We can certainly create audio which is very hard to detect as artificial. For example, have a look at this video, where we cloned Donald Trump’s voice. We even got him to sing. As with fake news stories, a precondition is for the person consuming the fake news to be uncritical and keen to have beliefs that they already hold to be supported. The more critical we are the less likely a deepfake will fool us. Creating convincing conversational speech is still relatively hard. We speak at around 240-300 words per minute and communicating that fast with a synthetic voice in an interactive setting is difficult.

Could we and should we be educated as children to detect and protect ourselves from deepfakes?

Children should always be taught to be critical of all information given to them. What is the source of the information? Is there corroboration? Social media companies have long attempted to avoid responsibility for the information they supply, refusing to see themselves as publishers but rather platforms. The issues raised by deepfake video are the same issues raised by bogus and fake news sources. At a time where good quality objective journalism is under threat from social news sources, the veracity of the material available is also becoming deeply compromised.

In some respects the ability to create deepfakes highlights what we have known all along, a good education which helps children respond and question news sources is very, very important. A second serious issue is the use of deepfake audio to defraud and impersonate somebody over the phone. Here education is critical. Just as internet and phone scams can be very plausible, by adding deepfake audio they can be made even harder to detect. The key is to always question the source of any information and not to give out bank details or login information without being certain who is contacting you and why.
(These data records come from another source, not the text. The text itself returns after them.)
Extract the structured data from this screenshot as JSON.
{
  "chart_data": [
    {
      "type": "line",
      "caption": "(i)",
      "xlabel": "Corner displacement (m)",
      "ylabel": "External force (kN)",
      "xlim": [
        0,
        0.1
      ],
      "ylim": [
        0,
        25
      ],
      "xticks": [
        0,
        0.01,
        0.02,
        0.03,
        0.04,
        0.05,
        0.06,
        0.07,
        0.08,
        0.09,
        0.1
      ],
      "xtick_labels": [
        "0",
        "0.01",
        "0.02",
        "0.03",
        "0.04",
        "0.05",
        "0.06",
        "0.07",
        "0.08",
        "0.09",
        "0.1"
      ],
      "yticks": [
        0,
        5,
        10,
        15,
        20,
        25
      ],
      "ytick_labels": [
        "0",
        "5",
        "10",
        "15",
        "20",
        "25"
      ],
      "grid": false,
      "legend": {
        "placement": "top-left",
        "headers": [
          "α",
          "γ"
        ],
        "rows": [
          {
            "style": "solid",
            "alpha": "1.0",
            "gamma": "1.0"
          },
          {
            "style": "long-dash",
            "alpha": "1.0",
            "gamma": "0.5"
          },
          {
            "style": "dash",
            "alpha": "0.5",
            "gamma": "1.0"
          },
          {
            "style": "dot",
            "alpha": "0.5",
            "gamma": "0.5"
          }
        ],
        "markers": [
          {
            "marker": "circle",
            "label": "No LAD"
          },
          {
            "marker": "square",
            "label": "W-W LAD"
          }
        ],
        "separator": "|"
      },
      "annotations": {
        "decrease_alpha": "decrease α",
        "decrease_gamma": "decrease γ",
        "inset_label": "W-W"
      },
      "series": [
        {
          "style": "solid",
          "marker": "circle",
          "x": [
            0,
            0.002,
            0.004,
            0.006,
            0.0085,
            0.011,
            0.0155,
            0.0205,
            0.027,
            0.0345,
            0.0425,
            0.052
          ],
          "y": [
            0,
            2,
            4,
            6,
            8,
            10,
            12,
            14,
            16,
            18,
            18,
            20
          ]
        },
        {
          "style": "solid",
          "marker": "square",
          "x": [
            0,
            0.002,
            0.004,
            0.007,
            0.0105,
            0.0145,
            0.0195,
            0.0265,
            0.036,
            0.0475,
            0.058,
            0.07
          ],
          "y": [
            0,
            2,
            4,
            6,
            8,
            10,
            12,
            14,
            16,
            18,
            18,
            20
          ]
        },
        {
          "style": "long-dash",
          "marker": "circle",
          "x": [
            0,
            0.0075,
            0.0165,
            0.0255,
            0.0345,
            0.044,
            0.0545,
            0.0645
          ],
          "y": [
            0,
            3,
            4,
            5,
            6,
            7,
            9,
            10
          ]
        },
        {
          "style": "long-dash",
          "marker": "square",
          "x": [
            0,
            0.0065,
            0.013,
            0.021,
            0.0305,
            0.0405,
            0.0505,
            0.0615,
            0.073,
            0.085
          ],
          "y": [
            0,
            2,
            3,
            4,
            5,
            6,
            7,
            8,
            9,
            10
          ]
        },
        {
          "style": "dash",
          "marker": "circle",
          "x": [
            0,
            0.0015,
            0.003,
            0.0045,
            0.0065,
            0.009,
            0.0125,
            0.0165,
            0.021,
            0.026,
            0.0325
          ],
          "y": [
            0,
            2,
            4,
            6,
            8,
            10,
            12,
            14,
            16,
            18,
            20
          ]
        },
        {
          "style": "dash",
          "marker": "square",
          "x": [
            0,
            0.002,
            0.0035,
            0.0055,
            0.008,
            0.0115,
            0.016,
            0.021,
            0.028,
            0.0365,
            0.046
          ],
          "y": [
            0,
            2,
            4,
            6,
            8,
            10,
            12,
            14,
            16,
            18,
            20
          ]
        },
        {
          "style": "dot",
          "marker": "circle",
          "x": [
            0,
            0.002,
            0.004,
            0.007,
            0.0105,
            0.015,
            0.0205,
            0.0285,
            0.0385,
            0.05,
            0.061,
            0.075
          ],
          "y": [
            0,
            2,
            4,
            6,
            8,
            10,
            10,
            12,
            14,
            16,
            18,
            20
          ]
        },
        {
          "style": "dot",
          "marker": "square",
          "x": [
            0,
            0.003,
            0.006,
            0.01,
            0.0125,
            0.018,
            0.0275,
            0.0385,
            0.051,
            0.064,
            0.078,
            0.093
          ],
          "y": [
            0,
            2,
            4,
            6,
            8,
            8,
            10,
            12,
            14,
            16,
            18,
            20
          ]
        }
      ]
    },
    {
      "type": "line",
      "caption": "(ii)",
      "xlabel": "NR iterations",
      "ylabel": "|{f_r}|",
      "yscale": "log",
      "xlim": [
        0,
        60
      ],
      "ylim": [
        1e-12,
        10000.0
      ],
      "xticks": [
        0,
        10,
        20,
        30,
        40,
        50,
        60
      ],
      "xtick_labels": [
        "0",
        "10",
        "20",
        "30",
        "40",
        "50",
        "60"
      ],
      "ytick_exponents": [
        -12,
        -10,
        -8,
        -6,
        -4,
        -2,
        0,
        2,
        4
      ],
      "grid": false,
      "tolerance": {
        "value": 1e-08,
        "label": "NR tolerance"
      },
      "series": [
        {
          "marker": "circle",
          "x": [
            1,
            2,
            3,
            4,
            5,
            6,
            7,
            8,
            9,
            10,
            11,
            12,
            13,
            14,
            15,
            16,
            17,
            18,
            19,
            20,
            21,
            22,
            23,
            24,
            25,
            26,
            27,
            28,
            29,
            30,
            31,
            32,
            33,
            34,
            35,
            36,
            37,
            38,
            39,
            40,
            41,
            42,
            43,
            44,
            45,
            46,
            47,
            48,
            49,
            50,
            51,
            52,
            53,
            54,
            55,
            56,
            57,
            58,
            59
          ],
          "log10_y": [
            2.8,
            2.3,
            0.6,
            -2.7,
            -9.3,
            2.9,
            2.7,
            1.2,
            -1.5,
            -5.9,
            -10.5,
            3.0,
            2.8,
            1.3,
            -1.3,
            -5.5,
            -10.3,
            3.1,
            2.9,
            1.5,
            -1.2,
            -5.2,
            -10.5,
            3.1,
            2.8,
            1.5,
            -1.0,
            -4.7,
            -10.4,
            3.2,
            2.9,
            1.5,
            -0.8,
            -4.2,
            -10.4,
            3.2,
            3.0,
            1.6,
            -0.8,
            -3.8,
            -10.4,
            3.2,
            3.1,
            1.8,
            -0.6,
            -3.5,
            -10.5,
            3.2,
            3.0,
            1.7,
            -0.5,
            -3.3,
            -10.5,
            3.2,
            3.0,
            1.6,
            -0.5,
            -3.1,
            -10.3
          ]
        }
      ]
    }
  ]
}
Currently it is hard to chat using deepfake audio, so if they take a long time to respond, and don’t seem able to hold a normal conversation don’t assume the voice is real.
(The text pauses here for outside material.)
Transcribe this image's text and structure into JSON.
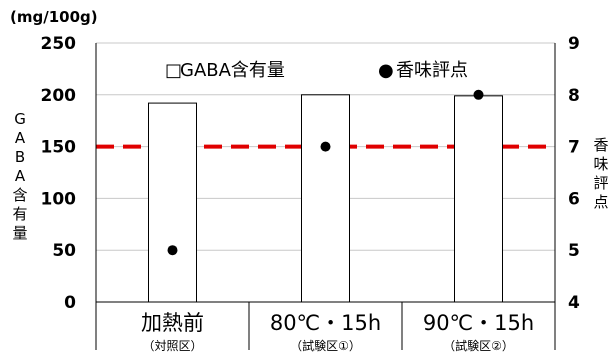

Should governments and regulators look at introducing dedicated legislation designed to protect against deepfake videos and audio?

International legislation is required to protect people from liars, cheats, crooks and thieves. The disinterest of companies like Facebook in regulating their content – to the extent of allowing lies in political advertising. The increasing complexity of information technology mean that protecting people from disinformation is very challenging indeed. Legislation is slow to create and enforce, for many good reasons. Technology is fluid and changing very rapidly. As we have seen in the very slow process of creating legislation against internet scams, the real difficulty is in apprehending those responsible. Governments and regulators have a real challenge in dealing with this sort of information misuse.

Could deep fake technology play a role in the 2020 US presidential elections?

Deepfake video is yet another weapon that can be used to distort the truth and misinform. However, very prominent fakes (such as the manipulated video of Pelosi) can be counter productive. They will be used in the 2020 election, but in the end, it is the bare faced lies told by real politicians that need to be addressed first.


Have you ever been deceived by your own technology?

For the science lates event at the Science Museum in London in 2017 we created a little quiz to see how people would decide synthesised voices were artificial or natural. 

I set the test and when I took it a few weeks later I still got 2 questions wrong! 

Our technology has increased dramatically since then, so sometimes you really just can’t tell if a voice is real or not.